GG — In “Forgotten in Death” you conjure an absurd cemetery with trees, lanes, a sculpture of a cigarette butt, a gondola, and a grand yellow squash and then — after all this imaginative play, you write, “Suddenly I am very small.” You go on to ask, “Is there anything more melancholy” than a page of “printed ephemera, language lying in the street … ” and imagine a “home for aged prose, where, before it is forgotten in death, it can sit outside in the world along the adjacent lanes and consider the life of the page that might have lived in another place and time, under other circumstances.” Are not all these fragments of text, lost or discarded objects — there is a crucial difference, you remind us between those two! — metaphors for our own ephemeral existences? Your book asks the question — what will remain of us? Who will care to pick up the traces, interpret the signs, answer our invitations across time and space. Isn’t your book about death?

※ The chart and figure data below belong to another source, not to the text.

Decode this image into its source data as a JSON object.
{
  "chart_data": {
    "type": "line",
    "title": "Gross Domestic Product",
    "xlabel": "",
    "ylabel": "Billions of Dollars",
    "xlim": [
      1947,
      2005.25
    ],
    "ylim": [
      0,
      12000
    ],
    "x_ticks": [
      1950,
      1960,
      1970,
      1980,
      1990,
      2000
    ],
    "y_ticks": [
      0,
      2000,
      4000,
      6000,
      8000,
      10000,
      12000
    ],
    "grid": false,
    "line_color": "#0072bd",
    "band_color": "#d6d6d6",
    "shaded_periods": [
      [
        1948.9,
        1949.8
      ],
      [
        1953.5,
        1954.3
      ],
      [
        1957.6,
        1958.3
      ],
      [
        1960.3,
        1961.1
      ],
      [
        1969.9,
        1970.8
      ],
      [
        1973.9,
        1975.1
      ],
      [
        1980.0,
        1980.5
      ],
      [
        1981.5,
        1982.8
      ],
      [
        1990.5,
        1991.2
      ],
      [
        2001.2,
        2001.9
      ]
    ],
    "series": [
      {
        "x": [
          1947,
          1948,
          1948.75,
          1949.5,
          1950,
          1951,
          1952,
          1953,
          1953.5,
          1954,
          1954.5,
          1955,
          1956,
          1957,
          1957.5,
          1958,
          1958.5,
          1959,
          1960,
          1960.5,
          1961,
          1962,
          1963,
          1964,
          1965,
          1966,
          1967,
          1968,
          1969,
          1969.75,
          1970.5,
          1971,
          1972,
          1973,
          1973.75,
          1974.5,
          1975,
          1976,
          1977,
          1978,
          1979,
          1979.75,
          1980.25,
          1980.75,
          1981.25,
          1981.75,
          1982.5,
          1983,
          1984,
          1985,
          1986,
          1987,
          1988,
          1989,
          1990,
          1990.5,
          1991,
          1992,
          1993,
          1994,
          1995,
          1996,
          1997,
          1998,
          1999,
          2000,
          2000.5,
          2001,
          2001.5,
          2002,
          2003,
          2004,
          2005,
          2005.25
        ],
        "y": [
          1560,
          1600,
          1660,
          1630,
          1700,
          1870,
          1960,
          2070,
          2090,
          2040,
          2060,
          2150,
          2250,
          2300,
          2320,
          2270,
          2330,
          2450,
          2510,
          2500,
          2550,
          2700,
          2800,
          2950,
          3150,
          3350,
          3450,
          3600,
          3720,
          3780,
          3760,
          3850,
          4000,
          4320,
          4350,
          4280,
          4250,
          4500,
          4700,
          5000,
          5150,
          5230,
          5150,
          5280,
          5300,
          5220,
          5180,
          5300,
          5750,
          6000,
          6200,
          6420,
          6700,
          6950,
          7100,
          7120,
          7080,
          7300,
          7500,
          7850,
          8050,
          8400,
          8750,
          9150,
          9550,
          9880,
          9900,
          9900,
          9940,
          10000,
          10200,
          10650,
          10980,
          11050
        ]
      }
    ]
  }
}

DL — I think that’s a fascinating reading. I’m looking forward to reading the book myself and seeing if you’re right. Seriously, though, I wouldn’t begin to argue with the idea that anything I’ve written is death-haunted.
GG — Everyone who reads this book will be attracted to different aspects of it and have different questions. Is there something I didn’t ask that you would like to be asked about?
DL — Here are some questions you haven’t asked — Why did you feel the need to make a list before you saw your psychiatrist near the Dell’Artiste café? Did you ever try to locate any of the objects’ parents? No!! Do we have any response to handwritten texts that differs in kind to printed texts? Yes!